T3 #005 – Equity Compensation 101: What are RSUs, ISOs, and NSOs?

T3 005

Thank you Trailblazer Justine for inspiring this week’s post! If there is another topic you would like me to cover, please feel free to leave a comment or reply to this email with your thoughts!


Let’s hit pause and rewind a few years.

I had just received a job offer and read this:

Base Salary + Equity = Total Compensation

Okay, a salary I understand.

Money in my bank each pay day.

But, equity…

…what does that mean?

Depending on the company, you may see some of the following terms as your equity compensation:

  • Restricted Stock Units (RSUs)
  • Non-restricted stock options (NSOs)
  • Incentive stock options (ISOs)

When I first read these contracts,

I was overwhelmed.

In the following sections I’ll detail some of the key things that I look for…

…as well as how I decide whether to buy, sell, or hold the equity (and the tax implications).

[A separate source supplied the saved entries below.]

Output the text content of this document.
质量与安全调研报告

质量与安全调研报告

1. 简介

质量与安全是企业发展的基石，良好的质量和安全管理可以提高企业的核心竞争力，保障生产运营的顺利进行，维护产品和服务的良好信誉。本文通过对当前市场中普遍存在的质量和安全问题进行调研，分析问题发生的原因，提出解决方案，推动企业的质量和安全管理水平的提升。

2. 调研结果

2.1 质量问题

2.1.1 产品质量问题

TL&DR: Equity compensation means that employees get a piece of ownership in the company, like company shares (RSUs) or options to buy (ISOs or NSOs). This type of compensation is given to align employees with how well the company does, and hopes to encourages them to stay with the company in the shared upside.

Note: I’ll be referring to NSOs or ISOs as “options” throughout this article.


Equity compensation comes with some conditions.

There are different things to consider with each type of equity that is being offered, but the following are usually the details that I am looking for:

Vesting Schedule

Most equity will not be given to you all at once.

But instead in small amounts over a predefined schedule known as a vesting schedule.

If you were on a 4-year vesting schedule…

…that means you’ll be given your equity compensation over 4-years.

There might also be a condition called a “cliff.”

If you have a 1-year cliff…

…that means you won’t be granted any equity until you’re with the company for 1-year.

What is common amongst technology companies is what is known as, “4 Years With a One Year Cliff.”

For the first 12 months, you’ll receive your salary…

…but not the actual equity.

After 12 months of being with a company, you’ll have ¼ of your equity vested all at once.

  • In RSUs that is typically “given” to you as part of your compensation
  • As options that’ll mean you now have the “right” to purchase your NSOs or ISOs

The remaining 3-years will be vested every month there after.

Of course, each company is different.

So make sure to read the fine print.

If you leave the company before reaching your cliff, you’ll also forfeit any equity that you’ve been working towards vesting. Something to consider, especially if you believe the company will do well in the future.

Timeframe: Right to Purchase Options

Applicable to NSOs or ISOs; less RSUs

Here’s the scenario:

You’ve now been with the company beyond the applicable cliff vesting period and have a number of vested options available.

You haven’t purchased (or what is known as exercise) them and intend to leave the company.

It’s important to know how long you have to exercise your options after you separate from the company.

Why?

Most companies allow up to 90 days to purchase your options.

Some are more generous with their terms…

…but if you miss this timeline – you forfeit your options.

I’ve had companies offer 90 days,

While other offering up to 5 years.

Make sure you understand which applies to your company options.


Screenshot 2023 09 07 at 9.44.59 PM

Tax Impact: Buy, Sell, or Hold

I try keep this to decision matrix as simple as possible.

If I believe in the growth of the company…

→ I’ll buy and hold the options or RSUs.

If I have less certainty in the company…

→ I’ll hold off purchasing my options or look to sell the RSUs after they are vested.

But what does that actually mean for RSUs?

Once you receive the vested RSUs, you can choose to hold onto the shares or sell them.

When RSUs vest, the fair market value (FMV) of the underlying stock on the vesting date is typically treated as ordinary income.

This value is added to your W-2 or reported on a 1099 form, depending on your employment status.

You can choose to hold onto the shares or sell them.

The decision on when to sell the shares can impact your tax liability.

If you hold onto the shares after they vest, any future gains or losses from selling the shares will be subject to capital gains tax.

What about ISOs or NSOs?

There is more variability within each of these options…

…with different times of when you will be taxed.

But one thing to note with options is that you will need to exercise or “buy” the company shares versus with RSUs they are ‘granted’ to you when you vest.

When deciding to exercise your vested options, calculate if you believe those shares will be worth more than what you are paying for them. Remember: You are not obligated to exercise (or purchase) those shares if you do not have faith in the future of that company.

For the sake of not being too brief on NSOs and ISOs, I’ll dive deeper into those in a separate article.

However, I would HIGHLY recommend working with a professional when you’re at this point.

TurboTax or whatever free software is nice to save a dollar here and there…

…but having someone that knows this in greater detail has been a lifesaver for me!